Oleh: Yoesran Sangaji

Mahasiswa Sosiologi FISIP UMMU

_______

WAYATIM, April 2025. Tanpa surat panggilan, teras rumah telah ditempati oleh sekelompok orang. Tua-muda berkumpul, bincang perempuan, tak lain menanyakan keberadaan tubuh sosial. Yang warga tempatan ini –dengan lekas– menutup diskusi atas kematian sosiologi.

Mula-mula, pembicaraan mengenai pernikahan di bawah umur. Totalnya lima orang, di Sekolah Menengah Atas, yang hilang harapan ini terdiri dari tiga perempuan, dua laki-laki. Duanya dari ketiga perempuan dan satunya laki-laki terjadi sejak 2024. Satunya pada 2023 dan tahun sebelumnya.

Dan bacarita ini mengalir, hingga perkara tubuh dan seksualitas. Tindakan rudapaksa di pedesaan Bibinoi (pulau Bacan) misalnya, membuat saya tak habis pikir. Bagaimana mungkin, yang di sisi lain, menyuarakan keadilan korban yang diperkosa oleh 16 laki-laki sejak di bangku SD-SMP, di samping itu, memandang dan mengambil contoh kasus orang lain untuk menyalahkan tubuh perempuan.
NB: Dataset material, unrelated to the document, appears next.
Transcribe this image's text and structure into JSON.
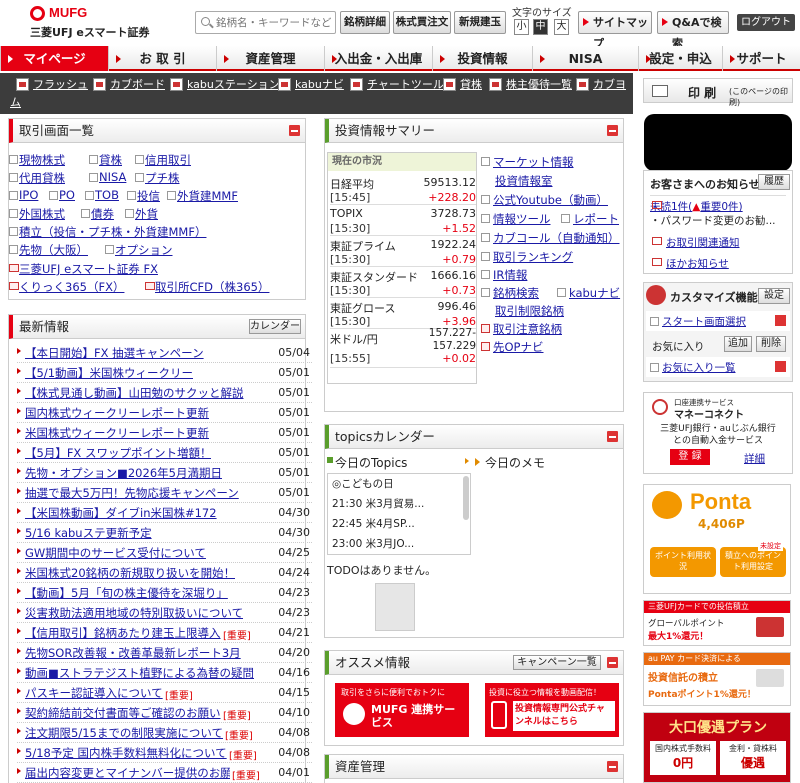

Meski terdapat keberpikiran yang dangkal, aneh, (kerap disebut warga tempatan ini kampungan, awam), justru pada teras menerangkan fakta sosial. Kalaupun dibaca –secara cermat– bentukan pikiran tersebut ditandai oleh kepengaturan sosial, termasuk dengan aturan simbolik juga berlaku di pedesaan yang lain. Dan menyoal tubuh bukan hal yang baru dalam ilmu pengetahuan.

Yang sedemikian mengingatkan saya pada bulan Juni tahun 2022, ketika berinteraksi gagasan dengan Herman Oesman di sekretariat sosiologi – yang kala itu digunakan sebagai tempat pelaksanaan Sociology Festival II (SocFest II), mengajukan pertanyaan yang sama. Apakah sosiologi telah mati?

Bukan tanpa alasan. Pertanyaan di teras maupun di sekretariat penting direnungkan. Kematian sosiologi, meminjam ungkapan Giddens, muncul atas “strukturisasi” di lapangan sosial. Ini yang berlangsung, berhubungan, mengatur keberakhiran sosiologi.

Dengan kata lain, kematian sosiologi –bilamana saya tak keliru– oleh Herman Oesman menyuruh pergi pada keberpikiran sosiologi yang menghidupkan sosiologi inkonsisten. Yang keberakhiran ini tampak dari matinya kesadaran dan pengetahuan akademik yang tak menyoal tubuh dalam pikiran sosial.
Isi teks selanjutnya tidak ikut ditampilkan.